Nutella Refuses to Make Personalized Jar for Girl Named "Isis"

Posted: Nov 29, 2015 8:32 PM
Nutella Refuses to Make Personalized Jar for Girl Named "Isis"

In Australia, one is able to purchase a personalized label for a jar of Nutella, the popular chocolate and hazelnut spread. Unless, apparently, someone is trying to purchase a label for a person named Isis. A woman in Australia found this out the hard way, when she was told that she would not be allowed to purchase a personalized jar for her five-year-old niece, Isis Taylor. Her niece was named after the Egyptian goddess, and was born years before the creation of the Islamic State.

Despite pleas to Ferrero Australia to please reconsider and print the label, the company stood firm and will not budge due to the "sensitive nature" of the name.

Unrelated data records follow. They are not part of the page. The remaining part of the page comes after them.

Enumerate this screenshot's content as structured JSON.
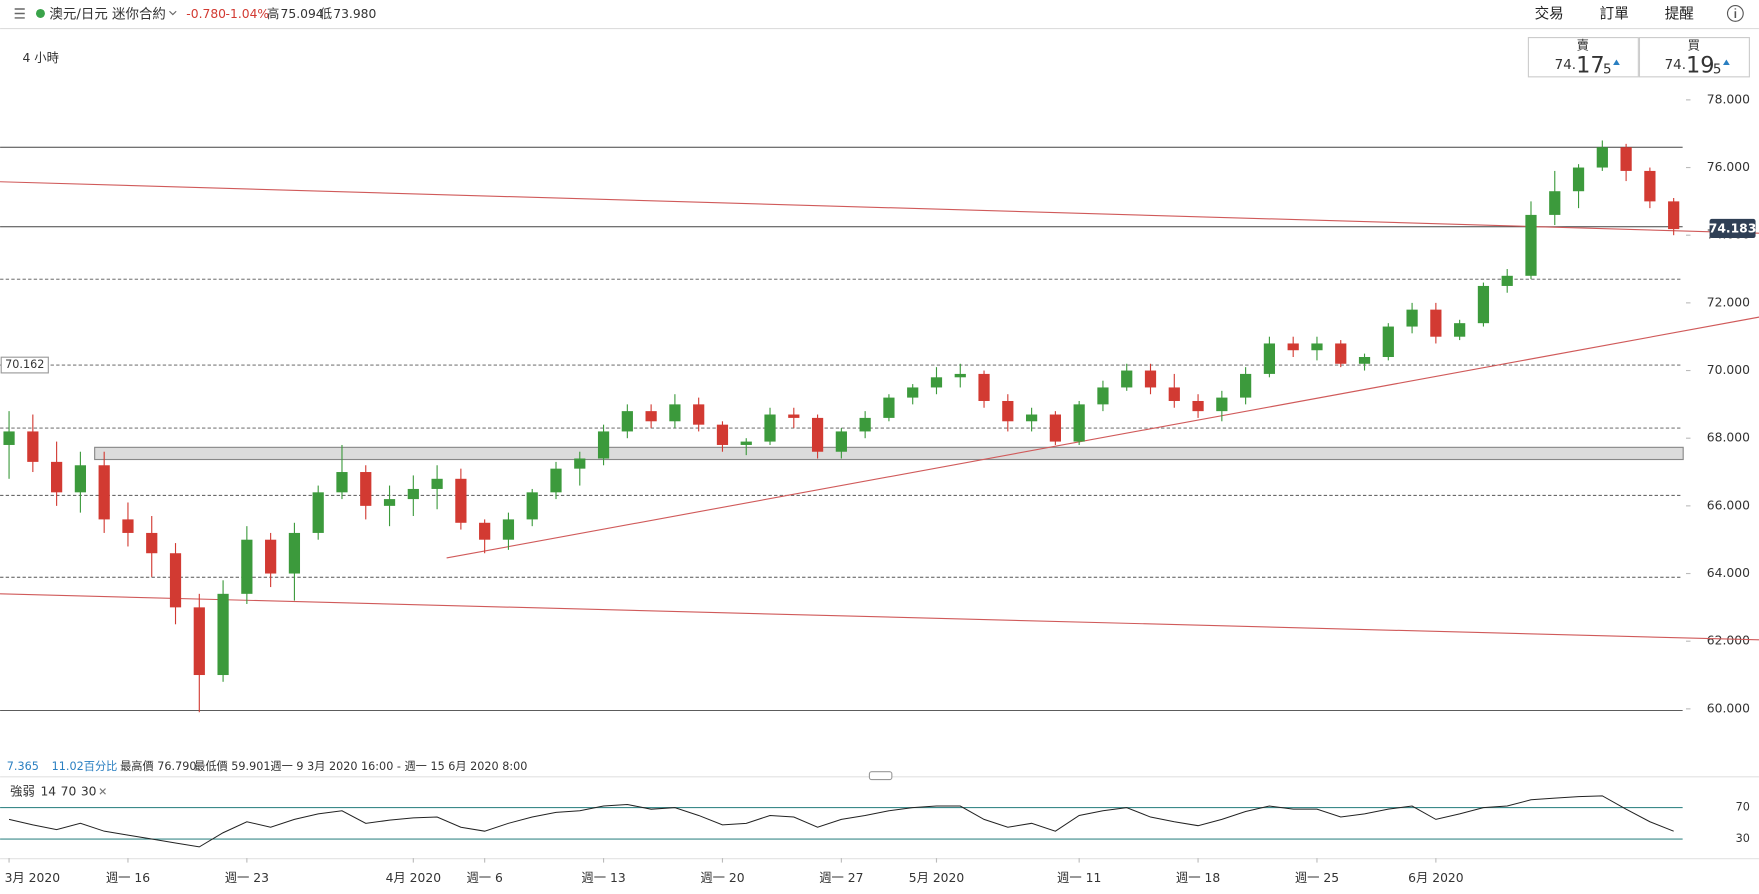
{
  "header": {
    "instrument": "澳元/日元 迷你合約",
    "change": "-0.780",
    "change_pct": "-1.04%",
    "high_label": "高",
    "high": "75.094",
    "low_label": "低",
    "low": "73.980",
    "menu": [
      "交易",
      "訂單",
      "提醒"
    ]
  },
  "timeframe": "4 小時",
  "quotes": {
    "sell": {
      "label": "賣",
      "prefix": "74.",
      "big": "17",
      "small": "5"
    },
    "buy": {
      "label": "買",
      "prefix": "74.",
      "big": "19",
      "small": "5"
    }
  },
  "info": {
    "value": "7.365",
    "percent": "11.02百分比",
    "high": "最高價 76.790",
    "low": "最低價 59.901",
    "range": "週一 9 3月 2020 16:00 - 週一 15 6月 2020 8:00"
  },
  "chart_data": {
    "type": "candlestick",
    "categories": [
      "3月 2020",
      null,
      null,
      null,
      null,
      "週一 16",
      null,
      null,
      null,
      null,
      "週一 23",
      null,
      null,
      null,
      null,
      null,
      null,
      "4月 2020",
      null,
      null,
      "週一 6",
      null,
      null,
      null,
      null,
      "週一 13",
      null,
      null,
      null,
      null,
      "週一 20",
      null,
      null,
      null,
      null,
      "週一 27",
      null,
      null,
      null,
      "5月 2020",
      null,
      null,
      null,
      null,
      null,
      "週一 11",
      null,
      null,
      null,
      null,
      "週一 18",
      null,
      null,
      null,
      null,
      "週一 25",
      null,
      null,
      null,
      null,
      "6月 2020",
      null,
      null,
      null,
      null,
      null,
      null,
      null,
      null,
      null,
      null
    ],
    "open": [
      67.8,
      68.2,
      67.3,
      66.4,
      67.2,
      65.6,
      65.2,
      64.6,
      63.0,
      61.0,
      63.4,
      65.0,
      64.0,
      65.2,
      66.4,
      67.0,
      66.0,
      66.2,
      66.5,
      66.8,
      65.5,
      65.0,
      65.6,
      66.4,
      67.1,
      67.4,
      68.2,
      68.8,
      68.5,
      69.0,
      68.4,
      67.8,
      67.9,
      68.7,
      68.6,
      67.6,
      68.2,
      68.6,
      69.2,
      69.5,
      69.8,
      69.9,
      69.1,
      68.5,
      68.7,
      67.9,
      69.0,
      69.5,
      70.0,
      69.5,
      69.1,
      68.8,
      69.2,
      69.9,
      70.8,
      70.6,
      70.8,
      70.2,
      70.4,
      71.3,
      71.8,
      71.0,
      71.4,
      72.5,
      72.8,
      74.6,
      75.3,
      76.0,
      76.6,
      75.9,
      75.0
    ],
    "high": [
      68.8,
      68.7,
      67.9,
      67.6,
      67.6,
      66.1,
      65.7,
      64.9,
      63.4,
      63.8,
      65.4,
      65.2,
      65.5,
      66.6,
      67.8,
      67.2,
      66.6,
      66.9,
      67.2,
      67.1,
      65.6,
      65.8,
      66.5,
      67.3,
      67.6,
      68.4,
      69.0,
      69.0,
      69.3,
      69.2,
      68.5,
      68.0,
      68.9,
      68.9,
      68.7,
      68.3,
      68.8,
      69.3,
      69.6,
      70.1,
      70.2,
      70.0,
      69.3,
      68.9,
      68.8,
      69.1,
      69.7,
      70.2,
      70.2,
      69.9,
      69.3,
      69.4,
      70.1,
      71.0,
      71.0,
      71.0,
      70.9,
      70.5,
      71.4,
      72.0,
      72.0,
      71.5,
      72.6,
      73.0,
      75.0,
      75.9,
      76.1,
      76.8,
      76.7,
      76.0,
      75.1
    ],
    "low": [
      66.8,
      67.0,
      66.0,
      65.8,
      65.2,
      64.8,
      63.9,
      62.5,
      59.9,
      60.8,
      63.1,
      63.6,
      63.2,
      65.0,
      66.2,
      65.6,
      65.4,
      65.7,
      65.9,
      65.3,
      64.6,
      64.7,
      65.4,
      66.2,
      66.6,
      67.2,
      68.0,
      68.3,
      68.3,
      68.2,
      67.6,
      67.5,
      67.8,
      68.3,
      67.4,
      67.4,
      68.0,
      68.5,
      69.0,
      69.3,
      69.5,
      68.9,
      68.2,
      68.2,
      67.8,
      67.8,
      68.8,
      69.4,
      69.3,
      68.9,
      68.6,
      68.5,
      69.0,
      69.8,
      70.4,
      70.3,
      70.1,
      70.0,
      70.3,
      71.1,
      70.8,
      70.9,
      71.3,
      72.3,
      72.7,
      74.3,
      74.8,
      75.9,
      75.6,
      74.8,
      74.0
    ],
    "close": [
      68.2,
      67.3,
      66.4,
      67.2,
      65.6,
      65.2,
      64.6,
      63.0,
      61.0,
      63.4,
      65.0,
      64.0,
      65.2,
      66.4,
      67.0,
      66.0,
      66.2,
      66.5,
      66.8,
      65.5,
      65.0,
      65.6,
      66.4,
      67.1,
      67.4,
      68.2,
      68.8,
      68.5,
      69.0,
      68.4,
      67.8,
      67.9,
      68.7,
      68.6,
      67.6,
      68.2,
      68.6,
      69.2,
      69.5,
      69.8,
      69.9,
      69.1,
      68.5,
      68.7,
      67.9,
      69.0,
      69.5,
      70.0,
      69.5,
      69.1,
      68.8,
      69.2,
      69.9,
      70.8,
      70.6,
      70.8,
      70.2,
      70.4,
      71.3,
      71.8,
      71.0,
      71.4,
      72.5,
      72.8,
      74.6,
      75.3,
      76.0,
      76.6,
      75.9,
      75.0,
      74.18
    ],
    "up_color": "#3c9a3c",
    "down_color": "#d23a32",
    "ylim": [
      59.07,
      80.09
    ],
    "yticks": [
      {
        "value": 60,
        "label": "60.000"
      },
      {
        "value": 62,
        "label": "62.000"
      },
      {
        "value": 64,
        "label": "64.000"
      },
      {
        "value": 66,
        "label": "66.000"
      },
      {
        "value": 68,
        "label": "68.000"
      },
      {
        "value": 70,
        "label": "70.000"
      },
      {
        "value": 72,
        "label": "72.000"
      },
      {
        "value": 74,
        "label": "74.000"
      },
      {
        "value": 76,
        "label": "76.000"
      },
      {
        "value": 78,
        "label": "78.000"
      }
    ],
    "levels": [
      {
        "value": 76.6,
        "style": "solid"
      },
      {
        "value": 74.25,
        "style": "solid"
      },
      {
        "value": 72.7,
        "style": "dashed"
      },
      {
        "value": 70.162,
        "style": "dashed"
      },
      {
        "value": 68.3,
        "style": "dashed"
      },
      {
        "value": 66.31,
        "style": "dashed"
      },
      {
        "value": 63.89,
        "style": "dashed"
      },
      {
        "value": 59.95,
        "style": "solid"
      }
    ],
    "zone": {
      "x": [
        3.6,
        70.4
      ],
      "y": [
        67.37,
        67.73
      ]
    },
    "trendlines": [
      {
        "x": [
          -0.38,
          73.6
        ],
        "y": [
          75.58,
          74.06
        ]
      },
      {
        "x": [
          -0.38,
          73.6
        ],
        "y": [
          63.4,
          62.04
        ]
      },
      {
        "x": [
          18.4,
          73.6
        ],
        "y": [
          64.46,
          71.58
        ]
      }
    ],
    "trendline_color": "#d05a5a",
    "last_price": 74.183,
    "indicator": {
      "name": "強弱",
      "period": 14,
      "upper": 70,
      "lower": 30,
      "color": "#222222",
      "band_color": "#3b8a8a",
      "ylim": [
        20,
        81.4
      ],
      "yticks": [
        30,
        70
      ],
      "values": [
        55,
        48,
        42,
        50,
        40,
        35,
        30,
        25,
        20,
        38,
        52,
        45,
        55,
        62,
        66,
        50,
        54,
        57,
        58,
        45,
        40,
        50,
        58,
        64,
        66,
        72,
        74,
        68,
        70,
        60,
        48,
        50,
        60,
        58,
        45,
        55,
        60,
        66,
        70,
        72,
        72,
        55,
        45,
        50,
        40,
        60,
        66,
        70,
        58,
        52,
        47,
        55,
        65,
        72,
        68,
        68,
        58,
        62,
        68,
        72,
        55,
        62,
        70,
        72,
        80,
        82,
        84,
        85,
        68,
        52,
        40
      ]
    }
  }
}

Myer told Ms Taylor that Nutella had a protocol for acceptable names and directed her to Nutella's parent company, Ferrero Australia.

Ferrero chief executive Craig Barker personally contacted her the next day to stand by the company's position.

"I'm really quite upset by this," Ms Taylor told him. "You are actually making my daughter's name dirty. You are choosing to refuse my daughter's name in case the public refers to it negatively."

The Nutella campaign, which allows fans of the hazelnut spread to personalise a 750 gram or one kilogram jar, was launched in September. In a statement, Ferrero Australia confirmed the label in question was not approved for printing due to its sensitive nature.

"Like all campaigns, there needs to be consistency in the way terms and conditions are applied," the company said. "Unfortunately, this has meant there have been occasions where a label has not been approved on the basis that it could have been misinterpreted by the broader community or viewed as inappropriate."

This is ridiculous. The name "Isis" dates back to over 2,000 B.C., and the Islamic State was founded in 2013. Isis Taylor was not named after the group, and it's a fairly safe assumption that her mother would have chosen a different name had ISIS (the group) existed in its current form during her pregnancy. This child, and thousands of other people who are named "Isis," shouldn't be punished or encouraged to change their names because a group of terrorists decided to adopt their names as their moniker. "Isis" as a name has been used for thousands of years for peaceful purposes--it should not be controversial.